Russia has not defaulted on its international debts since the Bolshevik Revolution more than a century ago, when the Russian Empire collapsed and the Soviet Union was created.
Russia defaulted on its domestic debts in the late 1990s but was able to recover from that default with the help of international aid.

An employee looks at a stock price index graph showing plunging stock prices on an electronic information screen at the headquarters of the Micex-RTS Moscow Exchange (文件)
Investors have expected Russia to default for months. Insurance contracts that cover Russian debt have priced a 80 per cent likelihood of default for weeks, and rating agencies like Standard & Poor’s and Moody’s have placed the country’s debt deep into junk territory.
Once a country defaults, it can be cut off from bond-market borrowing until the default is sorted out and investors regain confidence in the government’s ability and willingness to pay. But Russia has already been cut off from Western capital markets, so any return to borrowing is a long way off anyway.
The Kremlin can still borrow rubles at home, where it mostly relies on Russian banks to buy its bonds.
Western sanctions over the war have sent foreign companies fleeing from Russia and interrupted the country’s trade and financial ties with the rest of the world. Default would be one more symptom of that isolation and disruption.
Investment analysts are cautiously reckoning that a Russia default would not have the kind of impact on global financial markets and institutions that came from an earlier default in 1998.

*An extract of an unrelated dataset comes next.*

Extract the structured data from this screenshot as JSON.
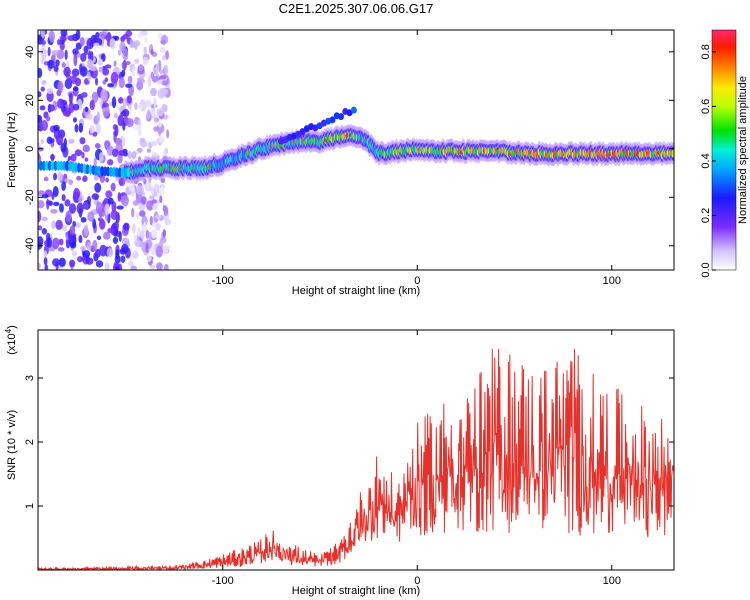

当她与一些朋友合影时,这位明星大笑起来, Russia’s default on domestic ruble bonds led the U.S. government to step in and get banks to bail out Long-Term Capital Management, a large U.S. hedge fund whose collapse, it was feared, could have shaken the wider financial and banking system.
Holders of the bonds – 例如, funds that invest in emerging market bonds – could take serious losses. 俄国, 然而, played only a small role in emerging market bond indexes, limiting the losses to fund investors.
While the war itself is having devastating consequences in terms of human suffering and higher food and energy prices worldwide, default on government bonds would be ‘definitely not systemically relevant,’ International Monetary Fund Managing Director Kristalina Georgieva has said.